The Miami Marlins had an ugly series versus the San Diego Padres over the weekend, during which they sent their three best pitchers to the mound and were thoroughly thumped by a supposedly poor Padres offense. Part of the problem was Jose Fernandez, who suffered through a bad start in which he gave up two home runs and six runs in five innings of work.
One of the reasons (if not the only one) for Fernandez's struggles is that he had a problem with his health prior to the game. Clark Spencer of the Miami Herald reports that Fernandez was vomiting before his Friday start.
Fernandez said he felt bad throwing his warmup pitches in the bullpen after having his normal pre-game steak and threw up in a dugout garbage can during the first inning when the Marlins were at the plate.
"It's not an excuse," said Fernandez, who gave up six runs, including a pair of homers, in Friday's 10-1 loss. "It probably was something I ate, but I don't want it to be related with (how I pitched). In the first inning I was feeling kind of shaky. But by the second and third, I was feeling, all right, back at it again."
Fernandez apparently has a nice steak dinner prior to his starts and then heads on out, but began feeling symptoms before the game and even felt a bit woozy during his first inning on the mound. But as he tells it, the illness was not affecting him after the first inning.
Based on the small history he gave here, it is difficult to tell if it was truly food poisoning from his steak. Presuming his meal came a couple of hours prior to his start, the most likely candidate to cause food poisoning is Staphylococcus aureus. The bug itself is not the cause of the symptoms, but rather it is the pre-made toxin that is left on the food. Commonly, S. aureus food poisoning is associated with starchy products like bread or sauces like mayonnaise. It's less associated with meat, which is more commonly caused by things like E. coli. If anything, Fernandez may have caught it from bad bread or bad salad dressing rather than poor-quality steak.

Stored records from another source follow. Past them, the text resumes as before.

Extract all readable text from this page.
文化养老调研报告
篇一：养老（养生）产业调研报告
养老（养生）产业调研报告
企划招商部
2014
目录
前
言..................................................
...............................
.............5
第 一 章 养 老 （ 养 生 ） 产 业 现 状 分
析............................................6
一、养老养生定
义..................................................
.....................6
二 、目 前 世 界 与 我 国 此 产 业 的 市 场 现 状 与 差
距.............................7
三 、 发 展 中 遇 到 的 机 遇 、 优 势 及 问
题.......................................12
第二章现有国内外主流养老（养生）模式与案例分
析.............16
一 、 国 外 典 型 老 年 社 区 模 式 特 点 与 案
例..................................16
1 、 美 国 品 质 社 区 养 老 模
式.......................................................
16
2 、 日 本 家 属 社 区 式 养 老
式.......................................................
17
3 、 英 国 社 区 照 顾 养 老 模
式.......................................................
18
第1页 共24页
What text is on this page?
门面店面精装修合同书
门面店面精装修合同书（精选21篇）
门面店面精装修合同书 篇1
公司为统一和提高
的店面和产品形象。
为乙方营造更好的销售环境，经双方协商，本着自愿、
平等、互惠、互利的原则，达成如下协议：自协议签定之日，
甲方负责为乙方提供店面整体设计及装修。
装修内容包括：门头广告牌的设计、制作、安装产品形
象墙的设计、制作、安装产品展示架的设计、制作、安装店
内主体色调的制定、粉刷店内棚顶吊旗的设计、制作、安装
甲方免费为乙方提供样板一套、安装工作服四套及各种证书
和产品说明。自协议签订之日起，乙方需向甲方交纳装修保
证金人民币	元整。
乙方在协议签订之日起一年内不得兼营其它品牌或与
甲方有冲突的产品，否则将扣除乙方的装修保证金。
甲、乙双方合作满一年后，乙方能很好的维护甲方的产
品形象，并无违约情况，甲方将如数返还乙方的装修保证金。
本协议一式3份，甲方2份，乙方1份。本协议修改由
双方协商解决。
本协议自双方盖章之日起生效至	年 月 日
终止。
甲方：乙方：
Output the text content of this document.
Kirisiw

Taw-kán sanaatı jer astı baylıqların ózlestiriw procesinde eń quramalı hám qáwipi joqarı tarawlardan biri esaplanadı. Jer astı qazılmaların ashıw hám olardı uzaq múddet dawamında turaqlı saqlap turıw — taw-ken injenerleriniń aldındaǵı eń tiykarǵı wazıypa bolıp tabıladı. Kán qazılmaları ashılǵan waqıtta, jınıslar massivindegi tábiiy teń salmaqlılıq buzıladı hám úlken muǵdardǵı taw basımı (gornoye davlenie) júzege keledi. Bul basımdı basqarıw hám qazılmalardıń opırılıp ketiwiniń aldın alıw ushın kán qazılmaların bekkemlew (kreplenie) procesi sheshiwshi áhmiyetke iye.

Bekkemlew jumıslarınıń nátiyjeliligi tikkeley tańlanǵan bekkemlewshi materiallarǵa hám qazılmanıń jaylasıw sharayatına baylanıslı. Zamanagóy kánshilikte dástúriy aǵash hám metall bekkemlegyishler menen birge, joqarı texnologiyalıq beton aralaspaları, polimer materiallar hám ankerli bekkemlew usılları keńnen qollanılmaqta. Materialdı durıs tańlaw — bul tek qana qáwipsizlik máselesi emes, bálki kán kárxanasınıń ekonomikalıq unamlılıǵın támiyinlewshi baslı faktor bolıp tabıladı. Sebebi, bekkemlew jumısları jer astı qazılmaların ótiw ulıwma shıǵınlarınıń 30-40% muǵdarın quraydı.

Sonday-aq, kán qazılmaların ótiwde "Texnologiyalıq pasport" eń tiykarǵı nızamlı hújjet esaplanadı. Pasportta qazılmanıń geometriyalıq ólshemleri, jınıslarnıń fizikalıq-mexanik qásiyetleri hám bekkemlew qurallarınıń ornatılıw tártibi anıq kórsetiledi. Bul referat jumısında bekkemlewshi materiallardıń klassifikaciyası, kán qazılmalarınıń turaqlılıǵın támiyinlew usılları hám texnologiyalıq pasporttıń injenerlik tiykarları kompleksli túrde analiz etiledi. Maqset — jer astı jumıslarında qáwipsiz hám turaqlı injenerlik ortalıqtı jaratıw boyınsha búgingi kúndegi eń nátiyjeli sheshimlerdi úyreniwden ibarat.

Nevertheless, it is difficult to believe that Fernandez did not suffer some ill effects after the first inning vomiting. S. aureus food poisoning usually lasts about six hours before the symptoms subside. If that is indeed the case, he should have been feeling nauseous for a good portion of his start, even if he was not vomiting outright after the first. It is no excuse for a poor start, but it does provide reasoning and makes it likely that he does not have a naturally-recurring performance like this again. That should be good news for Marlins fans who saw his velocity dip a bit in that game.